The Rape of the Lock is the best known mock epic narrative poem written by Pope. Dr Johnson called it “the most airy, the most ingenious and the most delightful of all his compositions.” The extended version in five cantos was published in 1714, embodying for the first time the machinery of sylpho and gnomes. Pope in a letter to Arabella Fermor defines the word supernatural machinery as a form to signify that it is a part of the deities, Angels or Demons which is introduced to act in a poem. For an epic to possess the necessary grandeur, it should have a divine dimension, gods to influence the action and give prime importance to human events. One of the reasons for the decline of the epic after Milton was the difficulty of creating divine machinery which could be taken seriously. Mock epic had similar problem, for though its divinities need not be very serious but they must be convincing. Classical gods, for instance, would be thoroughly incongruous in a modern setting. Pope’s solution of the problem is brilliant. The theories of the Rosicrucian sect provided him with a set of creatures that were immortal, utterly distinct from human beings yet possessing by their very nature human characteristics. Pope does not bring in all the divinities of Rosicrucian’s but concentrates on the sylphs with the addition of a gnome in book four. They are minute, airy creatures, immortal counterparts of frivolous young women. There is comedy in the contrast between the grand pretensions of these creatures and the triviality of the tasks to which they are assigned-

          “To, save the powder from too rude a gale,

          Nor let th’ imprisoned essences exhale;”

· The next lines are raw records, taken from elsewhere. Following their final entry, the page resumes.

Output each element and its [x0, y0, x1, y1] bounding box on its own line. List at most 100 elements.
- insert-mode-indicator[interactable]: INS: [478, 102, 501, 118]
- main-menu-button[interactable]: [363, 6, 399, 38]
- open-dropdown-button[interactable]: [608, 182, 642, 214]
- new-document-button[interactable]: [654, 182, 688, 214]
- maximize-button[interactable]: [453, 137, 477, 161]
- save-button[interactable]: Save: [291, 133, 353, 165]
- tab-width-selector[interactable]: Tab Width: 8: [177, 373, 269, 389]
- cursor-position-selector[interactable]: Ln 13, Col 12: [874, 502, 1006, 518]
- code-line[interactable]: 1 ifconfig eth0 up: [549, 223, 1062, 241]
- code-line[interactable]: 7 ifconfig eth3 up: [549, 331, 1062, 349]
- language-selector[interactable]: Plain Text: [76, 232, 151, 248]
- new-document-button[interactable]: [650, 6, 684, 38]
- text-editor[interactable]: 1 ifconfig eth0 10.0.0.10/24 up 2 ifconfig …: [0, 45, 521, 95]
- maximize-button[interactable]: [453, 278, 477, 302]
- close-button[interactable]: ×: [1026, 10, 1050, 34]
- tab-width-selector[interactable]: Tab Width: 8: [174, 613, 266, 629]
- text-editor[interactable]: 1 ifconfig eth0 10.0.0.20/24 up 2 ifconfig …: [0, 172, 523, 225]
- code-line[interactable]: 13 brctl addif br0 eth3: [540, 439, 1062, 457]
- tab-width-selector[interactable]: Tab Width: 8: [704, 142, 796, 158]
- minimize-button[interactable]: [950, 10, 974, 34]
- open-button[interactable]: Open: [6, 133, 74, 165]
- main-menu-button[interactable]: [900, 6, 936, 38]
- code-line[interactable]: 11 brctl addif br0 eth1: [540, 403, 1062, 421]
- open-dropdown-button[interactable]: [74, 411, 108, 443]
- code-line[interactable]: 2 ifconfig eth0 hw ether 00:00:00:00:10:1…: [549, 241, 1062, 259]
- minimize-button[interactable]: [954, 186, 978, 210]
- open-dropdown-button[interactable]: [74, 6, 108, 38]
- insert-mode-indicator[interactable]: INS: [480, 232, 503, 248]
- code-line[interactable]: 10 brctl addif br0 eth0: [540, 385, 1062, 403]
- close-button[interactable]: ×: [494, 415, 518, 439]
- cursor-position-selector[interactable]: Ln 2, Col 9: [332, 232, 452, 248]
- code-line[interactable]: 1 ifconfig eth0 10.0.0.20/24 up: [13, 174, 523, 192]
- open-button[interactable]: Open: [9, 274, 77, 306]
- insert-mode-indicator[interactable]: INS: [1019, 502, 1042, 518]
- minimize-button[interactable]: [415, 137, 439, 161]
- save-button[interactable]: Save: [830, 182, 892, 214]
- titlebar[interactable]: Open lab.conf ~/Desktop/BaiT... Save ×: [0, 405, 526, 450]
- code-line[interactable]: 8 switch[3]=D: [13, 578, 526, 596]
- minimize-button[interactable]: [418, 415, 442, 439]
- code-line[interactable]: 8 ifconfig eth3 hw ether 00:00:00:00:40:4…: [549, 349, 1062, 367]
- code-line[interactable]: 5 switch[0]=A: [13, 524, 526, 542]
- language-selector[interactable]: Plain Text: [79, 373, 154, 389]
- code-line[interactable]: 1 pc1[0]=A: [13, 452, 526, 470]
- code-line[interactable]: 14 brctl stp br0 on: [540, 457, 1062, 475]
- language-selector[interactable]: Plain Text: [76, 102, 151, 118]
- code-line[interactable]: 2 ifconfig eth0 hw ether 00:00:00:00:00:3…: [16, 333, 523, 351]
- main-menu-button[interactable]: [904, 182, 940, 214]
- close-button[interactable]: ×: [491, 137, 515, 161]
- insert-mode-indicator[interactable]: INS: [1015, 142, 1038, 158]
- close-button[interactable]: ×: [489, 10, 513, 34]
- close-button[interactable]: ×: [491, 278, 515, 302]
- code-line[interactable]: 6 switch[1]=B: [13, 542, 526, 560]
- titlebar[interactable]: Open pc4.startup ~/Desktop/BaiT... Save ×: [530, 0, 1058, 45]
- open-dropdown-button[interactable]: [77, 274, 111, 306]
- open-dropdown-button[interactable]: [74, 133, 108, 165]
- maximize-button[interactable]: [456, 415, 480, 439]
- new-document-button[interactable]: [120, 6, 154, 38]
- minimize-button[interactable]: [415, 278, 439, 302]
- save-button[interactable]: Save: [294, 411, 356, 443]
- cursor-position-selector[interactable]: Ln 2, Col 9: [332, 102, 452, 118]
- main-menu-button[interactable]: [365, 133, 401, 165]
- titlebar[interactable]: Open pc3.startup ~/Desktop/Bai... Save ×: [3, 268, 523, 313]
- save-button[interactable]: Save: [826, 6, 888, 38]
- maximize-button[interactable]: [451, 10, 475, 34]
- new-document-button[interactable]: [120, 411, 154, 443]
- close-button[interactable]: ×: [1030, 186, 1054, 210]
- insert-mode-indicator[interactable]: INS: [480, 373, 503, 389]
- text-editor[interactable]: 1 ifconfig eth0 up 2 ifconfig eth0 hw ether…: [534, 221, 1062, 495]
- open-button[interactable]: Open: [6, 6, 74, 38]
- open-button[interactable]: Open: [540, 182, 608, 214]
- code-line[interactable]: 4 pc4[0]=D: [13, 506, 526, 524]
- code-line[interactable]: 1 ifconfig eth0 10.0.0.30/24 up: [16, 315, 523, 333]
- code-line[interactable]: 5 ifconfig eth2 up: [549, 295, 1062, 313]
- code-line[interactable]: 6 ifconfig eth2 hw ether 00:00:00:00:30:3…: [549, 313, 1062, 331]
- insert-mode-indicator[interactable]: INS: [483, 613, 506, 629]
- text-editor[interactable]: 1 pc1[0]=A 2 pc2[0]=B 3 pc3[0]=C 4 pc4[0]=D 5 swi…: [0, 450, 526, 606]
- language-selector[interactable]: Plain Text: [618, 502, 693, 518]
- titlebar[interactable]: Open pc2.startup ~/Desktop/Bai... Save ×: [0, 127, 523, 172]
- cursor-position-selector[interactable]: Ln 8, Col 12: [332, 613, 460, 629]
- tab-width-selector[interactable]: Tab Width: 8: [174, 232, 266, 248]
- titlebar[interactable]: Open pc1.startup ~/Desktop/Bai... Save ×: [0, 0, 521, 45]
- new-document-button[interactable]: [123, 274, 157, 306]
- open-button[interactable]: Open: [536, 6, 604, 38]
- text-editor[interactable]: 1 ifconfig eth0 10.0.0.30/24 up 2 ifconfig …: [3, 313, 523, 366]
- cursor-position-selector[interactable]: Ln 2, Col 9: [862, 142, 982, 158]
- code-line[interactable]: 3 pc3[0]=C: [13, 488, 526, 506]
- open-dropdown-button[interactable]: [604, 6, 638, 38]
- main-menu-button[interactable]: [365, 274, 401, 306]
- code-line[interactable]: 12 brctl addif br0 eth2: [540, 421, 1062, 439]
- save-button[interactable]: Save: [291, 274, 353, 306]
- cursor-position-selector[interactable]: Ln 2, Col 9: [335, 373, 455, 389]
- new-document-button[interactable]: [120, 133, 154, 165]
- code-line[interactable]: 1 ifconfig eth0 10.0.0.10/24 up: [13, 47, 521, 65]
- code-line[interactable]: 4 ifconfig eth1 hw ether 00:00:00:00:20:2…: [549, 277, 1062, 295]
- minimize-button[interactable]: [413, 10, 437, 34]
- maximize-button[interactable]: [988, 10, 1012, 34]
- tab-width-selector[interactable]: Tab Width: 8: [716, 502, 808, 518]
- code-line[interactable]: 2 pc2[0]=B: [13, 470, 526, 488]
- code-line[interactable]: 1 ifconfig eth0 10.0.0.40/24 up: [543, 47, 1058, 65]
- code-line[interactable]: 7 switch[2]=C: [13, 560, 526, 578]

They lend a mock grandeur to everyday events. They appear to Belinda in a warning dream, perching importantly on her playing cards. Yet, for all their busyness we never see them achieving at the moment of crisis. The gnomes play only a small part in the poem and are not as clearly realized as the sylphs. They represent the sinister or malign element of social life. Just as the sylphs are responsible for the beauty of external appearances and the elegance of social manners, so the gnomes are responsible for the tears, the hysteria and the anger. Dr. Johnson’s comment on the divine machinery in The Rape of the Lock is quite interesting-

“A race of aerial people, never heard of before, is presented to us in a manner so clear and easy, that the reader seeks for no further information, but immediately mingles with his new acquaintance, adopts their interests, and attends their pursuits, loves a sylph and detests a gnome.”